20 de fev. de 2014

Primavera venezuelana: mortes, inquietação popular e incertezas

VENEZUELA
Primavera venezuelana:
violência, mortes, inquietação popular e incertezas
Uma jovem estudante venezuelana, Génesis Carmona, 22 anos morreu nesta quarta-feira após ser baleada na cabeça durante uma manifestação contra o governo de Nicolás Maduro. Universitária, também era modelo e foi eleita, no ano passado, Miss Turismo de Carabobo. Ela foi alvejada quando a manifestação que participava foi atacada por motociclistas armados que dispararam contra a multidão. Carmona é a quinta vítima fatal decorrente dos protestos contra o governo venezuelano.

Foto: Redes Sociais

Génesis Carmona, 22 anos, Miss Turismo de Carabobo, no esplendor da juventude


Génesis Carmona, sendo levada ao hospital, de motocicleta, com um tiro na cabeça

Postado por Toinho de Passira
Fontes: Reuters, AFP, Veja, Estadão, Gazeta do Povo, Diario Correo

Subiu nesta quarta-feira para seis o número de mortos na onda de protestos políticos que sacode a Venezuela, num momento em que o detido líder opositor Leopoldo López, líder do partido Vontade Popular convocou seus seguidores a continuar lutando para derrubar o governo socialista.

A televisão estatal informou que uma mulher morreu depois que a ambulância que a levava ao hospital foi bloqueada por manifestantes da oposição em Caracas.

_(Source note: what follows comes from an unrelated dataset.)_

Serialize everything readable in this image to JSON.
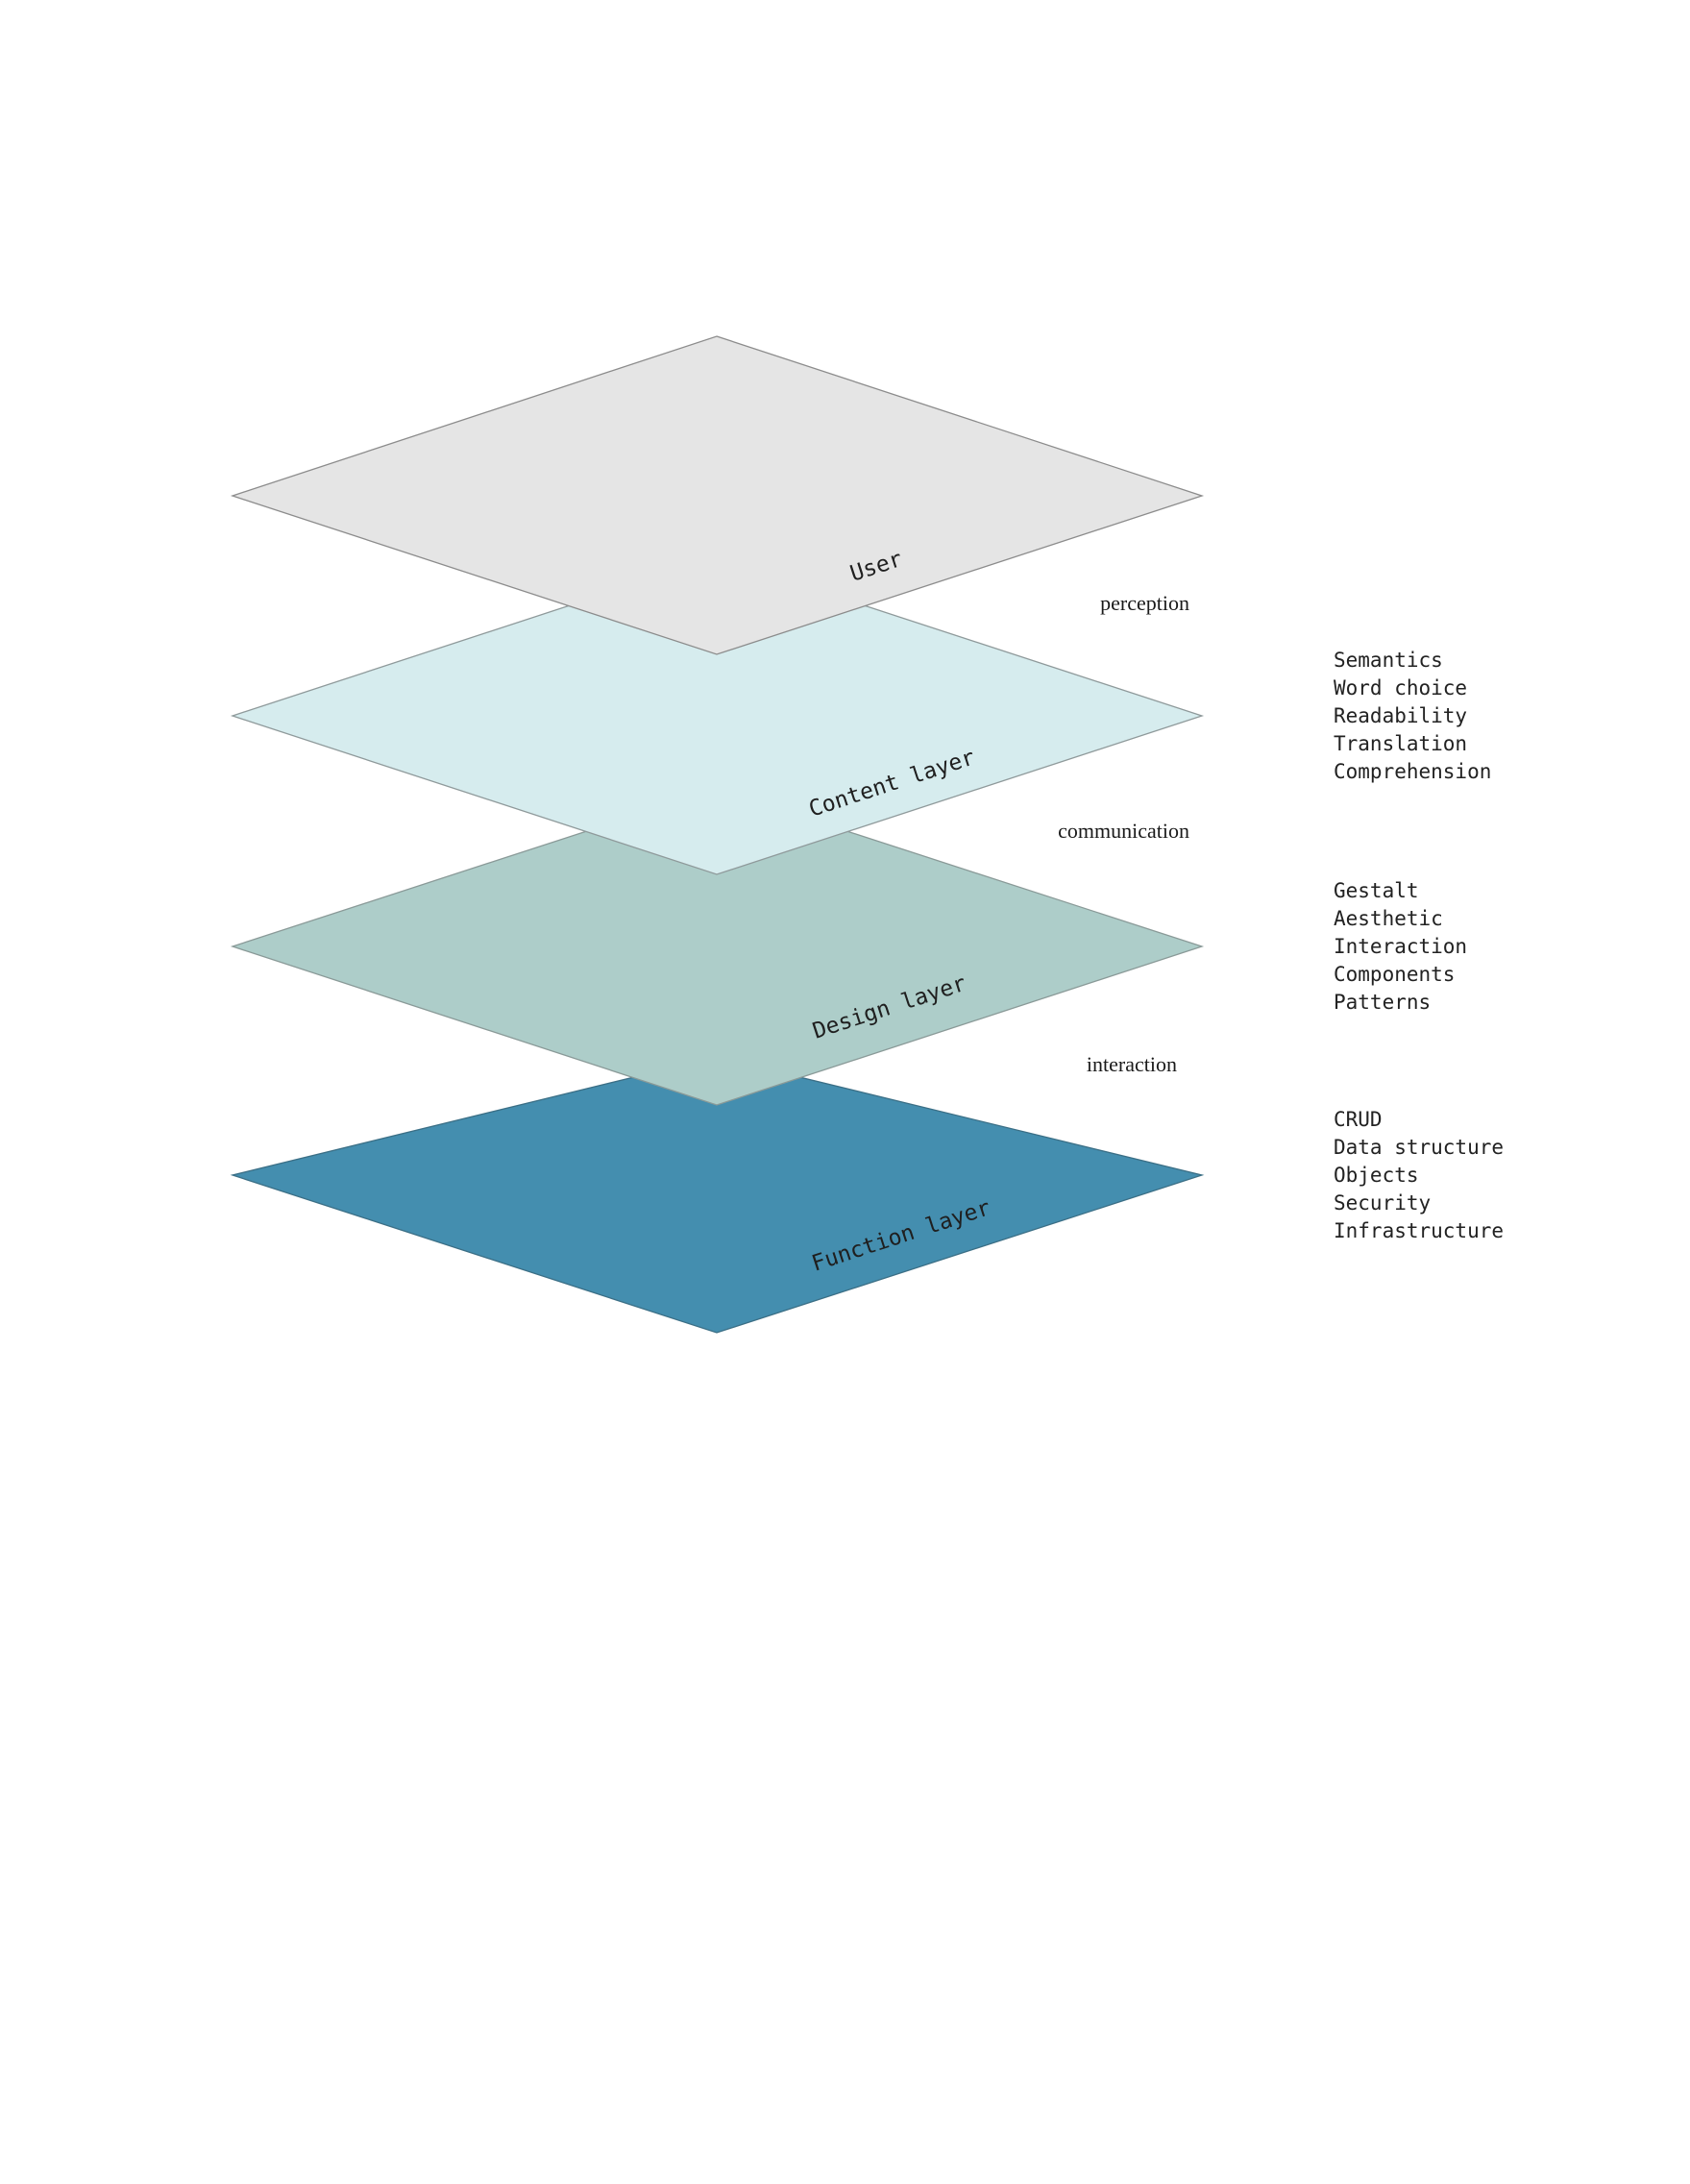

Segundo a VTV, ela estava sendo socorrida após sofrer um ataque cardíaco.

Mais cedo nesta quarta-feira, Génesis Carmona, eleita, no ano passado, Miss Turismo de Carabobo, modelo e estudante de turismo de 22 anos, morreu após ser baleada na cabeça, Na véspera, havido sido alvejada por motociclistas não identificados, possivelmente integrantes das milícias chavistas, que abriram fogo contra uma manifestação pacifica, da oposição, em Valencia, ferindo nove pessoas, incluindo a jovem estudante, que chegou a ser operada, mas não resistiu.

Há quase 20 dias, milhares de venezuelanos protestam nas ruas contra preocupações que vão desde a piora da economia até a insegurança no dividido país. Além de haver centenas de feridos, quatro pessoas morreram baleadas, uma de ataque cardíaco e outra atropelada:

O motorista de um caminhão da estatal petrolífera venezuelana PDVSA atropelou e matou o adolescente José Ernesto Mendez, 17 anos durante protestos em Carúpano, estado de Sucre. Ele teria tentado parar o veículo.

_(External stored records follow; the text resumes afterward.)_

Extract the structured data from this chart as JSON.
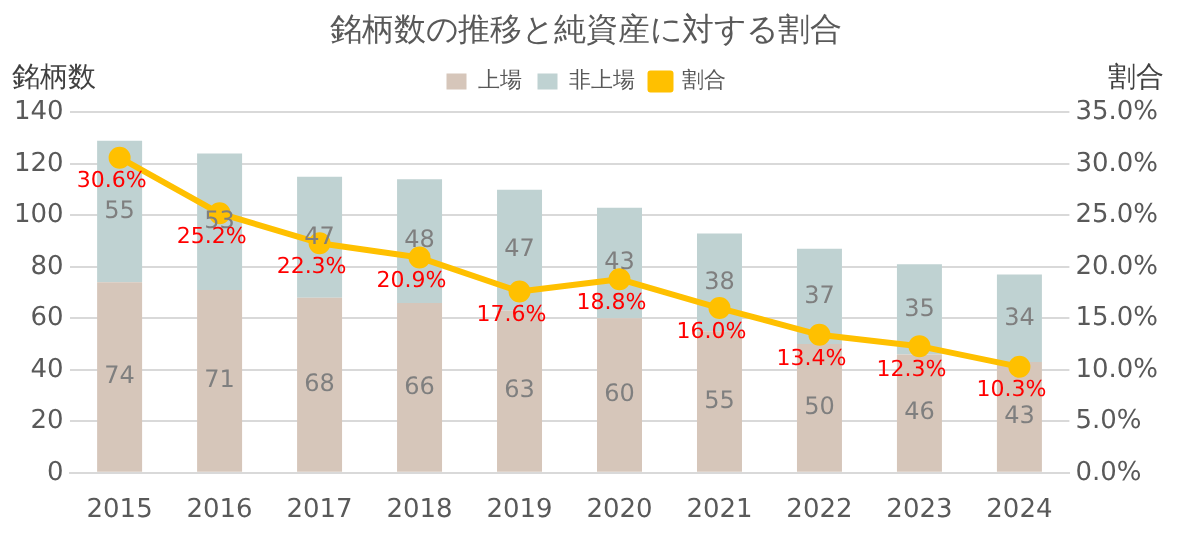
{
  "chart_data": {
    "type": "bar",
    "title": "銘柄数の推移と純資産に対する割合",
    "ylabel": "銘柄数",
    "y2label": "割合",
    "stacked": true,
    "grid": "y",
    "legend": "top",
    "marker": "circle",
    "categories": [
      "2015",
      "2016",
      "2017",
      "2018",
      "2019",
      "2020",
      "2021",
      "2022",
      "2023",
      "2024"
    ],
    "series": [
      {
        "name": "上場",
        "color": "#d6c6ba",
        "values": [
          74,
          71,
          68,
          66,
          63,
          60,
          55,
          50,
          46,
          43
        ],
        "value_labels": [
          "74",
          "71",
          "68",
          "66",
          "63",
          "60",
          "55",
          "50",
          "46",
          "43"
        ]
      },
      {
        "name": "非上場",
        "color": "#bfd2d2",
        "values": [
          55,
          53,
          47,
          48,
          47,
          43,
          38,
          37,
          35,
          34
        ],
        "value_labels": [
          "55",
          "53",
          "47",
          "48",
          "47",
          "43",
          "38",
          "37",
          "35",
          "34"
        ]
      },
      {
        "name": "割合",
        "type": "line",
        "axis": "y2",
        "color": "#ffc000",
        "values": [
          30.6,
          25.2,
          22.3,
          20.9,
          17.6,
          18.8,
          16.0,
          13.4,
          12.3,
          10.3
        ],
        "value_labels": [
          "30.6%",
          "25.2%",
          "22.3%",
          "20.9%",
          "17.6%",
          "18.8%",
          "16.0%",
          "13.4%",
          "12.3%",
          "10.3%"
        ]
      }
    ],
    "ylim": [
      0,
      140
    ],
    "yticks": [
      0,
      20,
      40,
      60,
      80,
      100,
      120,
      140
    ],
    "y2lim": [
      0,
      35
    ],
    "y2ticks": [
      {
        "value": 0,
        "label": "0.0%"
      },
      {
        "value": 5,
        "label": "5.0%"
      },
      {
        "value": 10,
        "label": "10.0%"
      },
      {
        "value": 15,
        "label": "15.0%"
      },
      {
        "value": 20,
        "label": "20.0%"
      },
      {
        "value": 25,
        "label": "25.0%"
      },
      {
        "value": 30,
        "label": "30.0%"
      },
      {
        "value": 35,
        "label": "35.0%"
      }
    ]
  }
}
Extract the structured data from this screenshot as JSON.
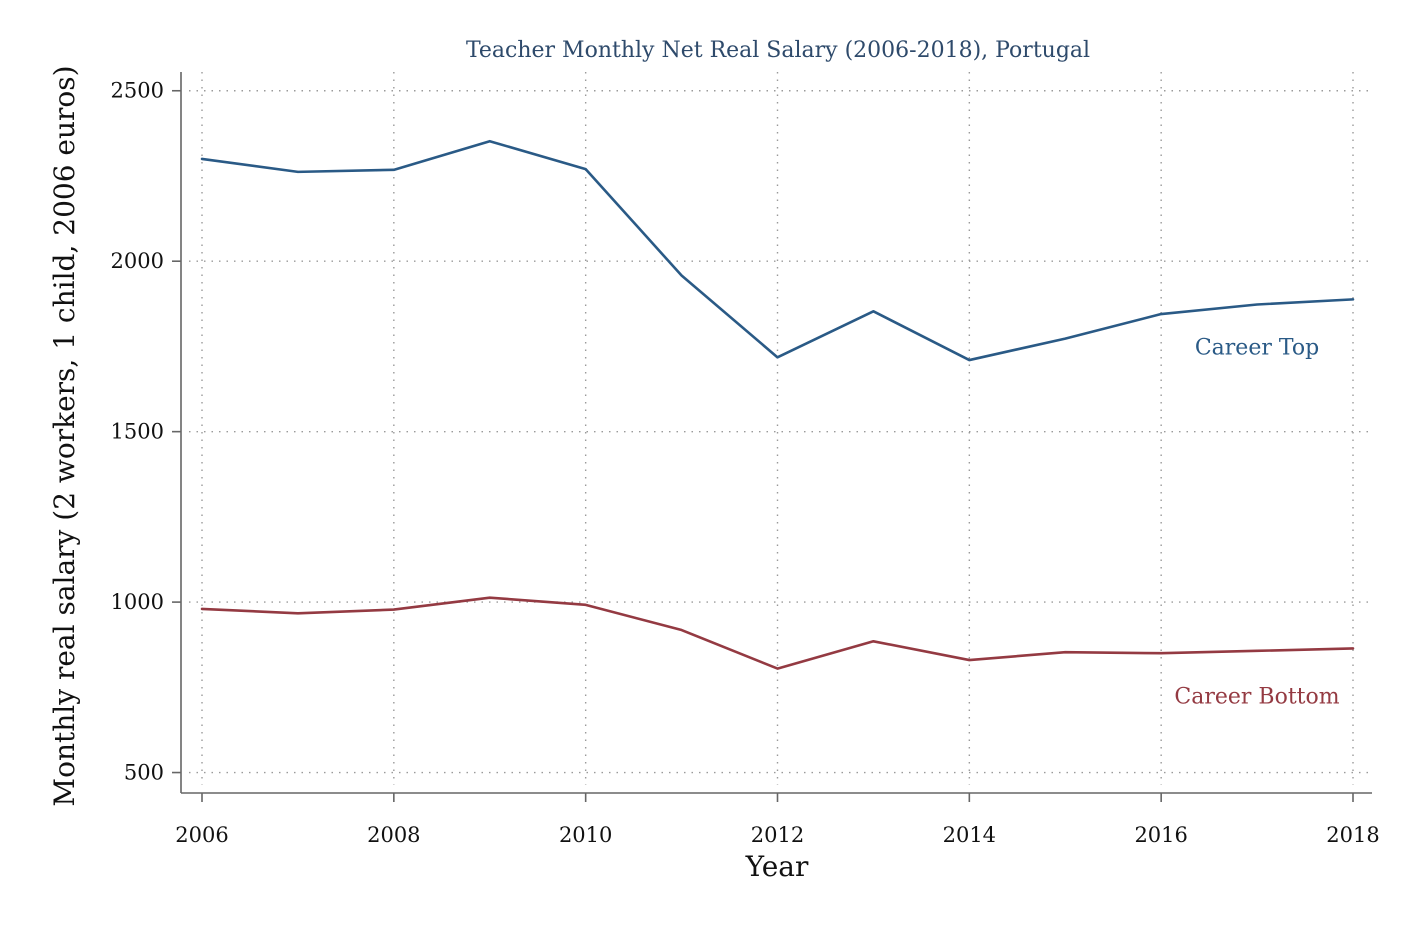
{
  "chart_data": {
    "type": "line",
    "title": "Teacher Monthly Net Real Salary (2006-2018), Portugal",
    "xlabel": "Year",
    "ylabel": "Monthly real salary (2 workers, 1 child, 2006 euros)",
    "x": [
      2006,
      2007,
      2008,
      2009,
      2010,
      2011,
      2012,
      2013,
      2014,
      2015,
      2016,
      2017,
      2018
    ],
    "xticks": [
      2006,
      2008,
      2010,
      2012,
      2014,
      2016,
      2018
    ],
    "yticks": [
      500,
      1000,
      1500,
      2000,
      2500
    ],
    "xlim": [
      2006,
      2018
    ],
    "ylim": [
      440,
      2555
    ],
    "grid": true,
    "legend": "inline labels at right",
    "series": [
      {
        "name": "Career Top",
        "color": "#2a5a86",
        "values": [
          2300,
          2262,
          2268,
          2352,
          2270,
          1958,
          1718,
          1853,
          1710,
          1773,
          1845,
          1873,
          1888
        ]
      },
      {
        "name": "Career Bottom",
        "color": "#943a42",
        "values": [
          980,
          967,
          978,
          1013,
          992,
          918,
          805,
          885,
          830,
          853,
          850,
          857,
          864
        ]
      }
    ]
  }
}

Embora os protestos tenham se convertido no maior desafio de governabilidade do presidente venezuelano, Nicolás Maduro, desde que assumiu o cargo em abril, não há ainda indícios de que seu governo esteja seriamente ameaçado institucionalmente.

Os militares, cruciais na história venezuelana para equilibrar a balança e pressionar pela saída de um mandatário, estão do lado do presidente.

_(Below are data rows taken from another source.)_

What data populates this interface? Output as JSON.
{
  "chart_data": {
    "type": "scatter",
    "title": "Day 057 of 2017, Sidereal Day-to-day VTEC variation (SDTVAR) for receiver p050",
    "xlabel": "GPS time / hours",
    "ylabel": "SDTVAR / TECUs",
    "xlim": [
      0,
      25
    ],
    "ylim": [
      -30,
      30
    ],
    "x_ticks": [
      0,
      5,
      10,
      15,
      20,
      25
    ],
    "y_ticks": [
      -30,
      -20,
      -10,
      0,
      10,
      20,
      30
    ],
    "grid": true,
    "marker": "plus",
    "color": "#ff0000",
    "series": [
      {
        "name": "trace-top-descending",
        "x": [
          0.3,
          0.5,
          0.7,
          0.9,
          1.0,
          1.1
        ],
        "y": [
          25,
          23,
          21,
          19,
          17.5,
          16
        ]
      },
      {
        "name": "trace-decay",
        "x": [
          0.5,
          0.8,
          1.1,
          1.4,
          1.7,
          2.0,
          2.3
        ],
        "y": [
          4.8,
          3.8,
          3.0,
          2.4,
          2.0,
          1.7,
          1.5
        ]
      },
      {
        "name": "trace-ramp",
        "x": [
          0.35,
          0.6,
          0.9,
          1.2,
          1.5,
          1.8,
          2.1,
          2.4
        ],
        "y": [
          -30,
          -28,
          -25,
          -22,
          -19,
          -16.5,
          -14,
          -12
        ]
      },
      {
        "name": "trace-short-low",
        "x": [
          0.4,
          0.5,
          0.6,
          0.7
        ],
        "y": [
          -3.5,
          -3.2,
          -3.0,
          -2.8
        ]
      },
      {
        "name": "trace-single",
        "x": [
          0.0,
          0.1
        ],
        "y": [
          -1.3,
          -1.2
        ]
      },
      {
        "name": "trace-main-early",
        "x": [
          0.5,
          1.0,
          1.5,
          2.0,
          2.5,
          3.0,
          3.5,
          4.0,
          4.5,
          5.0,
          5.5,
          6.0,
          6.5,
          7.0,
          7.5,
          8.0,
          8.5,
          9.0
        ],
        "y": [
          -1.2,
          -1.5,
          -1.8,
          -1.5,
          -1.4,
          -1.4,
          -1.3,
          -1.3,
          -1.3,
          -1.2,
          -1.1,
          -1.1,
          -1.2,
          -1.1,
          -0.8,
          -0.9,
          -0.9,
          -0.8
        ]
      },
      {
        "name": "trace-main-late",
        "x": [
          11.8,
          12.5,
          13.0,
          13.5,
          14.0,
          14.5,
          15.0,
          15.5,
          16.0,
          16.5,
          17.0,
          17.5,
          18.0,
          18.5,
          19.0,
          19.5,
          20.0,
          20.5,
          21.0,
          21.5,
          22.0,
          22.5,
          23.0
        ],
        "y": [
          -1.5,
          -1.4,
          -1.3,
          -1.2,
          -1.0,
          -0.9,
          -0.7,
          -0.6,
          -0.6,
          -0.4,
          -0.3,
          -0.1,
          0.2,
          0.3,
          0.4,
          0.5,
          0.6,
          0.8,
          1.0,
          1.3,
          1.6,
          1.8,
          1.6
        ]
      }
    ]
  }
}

Os países do Mercosul, incluindo o governo Dilma, tem se manifestado favorável ao presidente, e a maneira como ele vem conduzindo a crise.

Maduro, como fazia seu padrinho Hugo Cháves, garante que a oposição, com apoio dos Estados Unidos, tenta repetir o sangrento golpe de Estado que tirou brevemente do poder o então presidente Hugo Chávez em 2002. Sem reconhecer que a posição política de Leopoldo López, o opositor, é de revogar o mandato de Maduro através de referendo, permitido pela Constituição venezuelana, para 2016.

Foto: Jorge Silva/Reuters

O opositor Leopoldo López é colocado dentro de veículo da Guarda Nacional depois de se entregar à polícia em Caracas, na Venezuela

Nesta quinta feira (20), um tribunal da Venezuela confirmou a prisão preventiva do dirigente de oposição Leopoldo López, que continuará detido na penitenciária militar de Ramo Verde, nos arredores da capital Caracas. Foram aceitas as acusações de incêndio e depredação, assim como as de formação de quadrilha e incitação da violência. O líder da oposição continuará reclusão pelo menos durante 45 dias.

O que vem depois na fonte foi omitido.